In the wake of the loss of Columbia six years ago, it seemed like Hubble might not ever get this last house call. NASA's administrator at the time, Sean O'Keefe, felt the risk of an HST servicing mission outweighed the gain — and he nixed it. Astronomers breathed a collective sigh of relief when Michael Griffin, who replaced O'Keefe in 2005, put the servicing mission back on track.

Atlantis and its crew were supposed to rocket skyward last October. But a key component failed on the telescope just 17 days before the scheduled liftoff — the shuttle was already being readied on the launch pad. Hubble scientists had a spare sitting in storage, so NASA managers delayed the repair mission until the replacement could be readied.
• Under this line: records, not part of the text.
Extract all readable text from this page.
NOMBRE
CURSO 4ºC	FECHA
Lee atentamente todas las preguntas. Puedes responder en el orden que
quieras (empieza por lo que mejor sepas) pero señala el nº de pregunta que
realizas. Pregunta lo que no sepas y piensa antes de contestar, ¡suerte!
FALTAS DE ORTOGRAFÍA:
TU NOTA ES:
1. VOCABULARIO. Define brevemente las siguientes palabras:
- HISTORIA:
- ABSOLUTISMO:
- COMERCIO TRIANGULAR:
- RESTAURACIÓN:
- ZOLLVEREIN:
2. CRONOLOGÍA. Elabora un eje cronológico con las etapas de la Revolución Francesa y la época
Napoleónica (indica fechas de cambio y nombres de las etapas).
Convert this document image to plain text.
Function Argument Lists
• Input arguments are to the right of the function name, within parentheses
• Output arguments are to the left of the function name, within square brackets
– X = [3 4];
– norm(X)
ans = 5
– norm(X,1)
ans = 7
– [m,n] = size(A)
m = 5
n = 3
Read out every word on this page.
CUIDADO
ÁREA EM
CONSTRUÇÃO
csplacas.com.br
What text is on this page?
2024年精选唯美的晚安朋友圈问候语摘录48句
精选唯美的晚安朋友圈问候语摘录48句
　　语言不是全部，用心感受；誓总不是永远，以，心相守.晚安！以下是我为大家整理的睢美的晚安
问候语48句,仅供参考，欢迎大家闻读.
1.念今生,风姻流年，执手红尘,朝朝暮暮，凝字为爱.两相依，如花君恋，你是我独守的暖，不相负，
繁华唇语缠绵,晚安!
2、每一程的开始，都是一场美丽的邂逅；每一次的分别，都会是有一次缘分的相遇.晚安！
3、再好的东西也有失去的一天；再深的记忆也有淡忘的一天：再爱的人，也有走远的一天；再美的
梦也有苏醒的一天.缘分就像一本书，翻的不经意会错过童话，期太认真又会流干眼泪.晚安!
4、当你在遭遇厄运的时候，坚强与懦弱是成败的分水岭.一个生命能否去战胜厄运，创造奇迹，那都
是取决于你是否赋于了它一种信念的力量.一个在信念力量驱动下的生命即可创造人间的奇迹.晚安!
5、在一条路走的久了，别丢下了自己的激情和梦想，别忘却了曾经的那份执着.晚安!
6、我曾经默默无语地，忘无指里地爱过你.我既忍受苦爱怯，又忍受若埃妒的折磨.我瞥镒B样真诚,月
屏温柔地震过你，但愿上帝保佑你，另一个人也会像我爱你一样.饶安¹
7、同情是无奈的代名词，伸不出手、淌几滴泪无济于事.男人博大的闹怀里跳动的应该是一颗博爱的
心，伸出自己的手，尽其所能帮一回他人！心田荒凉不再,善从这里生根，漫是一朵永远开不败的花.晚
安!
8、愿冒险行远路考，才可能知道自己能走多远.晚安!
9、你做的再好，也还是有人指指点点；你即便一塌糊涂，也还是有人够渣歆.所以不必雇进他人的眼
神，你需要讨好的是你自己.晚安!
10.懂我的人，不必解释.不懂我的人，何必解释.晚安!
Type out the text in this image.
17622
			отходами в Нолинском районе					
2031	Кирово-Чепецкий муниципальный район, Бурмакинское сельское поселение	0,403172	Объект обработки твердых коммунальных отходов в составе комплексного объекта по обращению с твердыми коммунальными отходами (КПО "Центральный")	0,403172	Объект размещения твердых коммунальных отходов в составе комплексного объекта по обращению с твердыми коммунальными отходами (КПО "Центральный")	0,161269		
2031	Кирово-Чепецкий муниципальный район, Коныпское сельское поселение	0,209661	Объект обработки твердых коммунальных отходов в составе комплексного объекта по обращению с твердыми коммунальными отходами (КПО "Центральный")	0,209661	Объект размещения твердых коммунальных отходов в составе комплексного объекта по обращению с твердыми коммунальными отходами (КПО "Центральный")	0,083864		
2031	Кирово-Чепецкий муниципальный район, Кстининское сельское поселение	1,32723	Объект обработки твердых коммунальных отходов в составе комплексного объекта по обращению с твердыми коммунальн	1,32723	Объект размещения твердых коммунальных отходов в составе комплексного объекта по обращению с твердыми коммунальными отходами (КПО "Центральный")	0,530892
Orbit evolution of collision fragments

Here's how the orbits of fragments from the collision of two satellites in February 2009 are likely to evolve, based on models by orbital-debris specialists at NASA's Johnson Space Center.

NASA / N. Johnson

Now it's déjà vu all over again. Atlantis is back on Pad 39A in Florida, and its crew arrives in Florida today for equipment checks and some final training. After STS 125, NASA plans only seven more shuttle flights — all of them to the International Space Station.

Yesterday's rollout signals that, for the moment, NASA managers are satisfied that debris from a satellite smash-up back on February 10th does not pose too great a safety risk. They emerged thumbs-up from an assessment last week, even though the count of tracked fragments from the collision of Iridium 33 and Cosmos 2251 has risen to 823.

According to Nicholas Johnson, an orbital-debris specialist at NASA's Johnson Space Center, the collision's fragments quickly spread through altitudes from 120 to 1,000 miles (200 to 1,600 km). Hubble's circular orbit is about 350 miles (560 km) up. As the animation here shows, the danger to the servicing mission (and to HST itself) is only likely to grow in the months ahead, as the fragments' orbits spread out.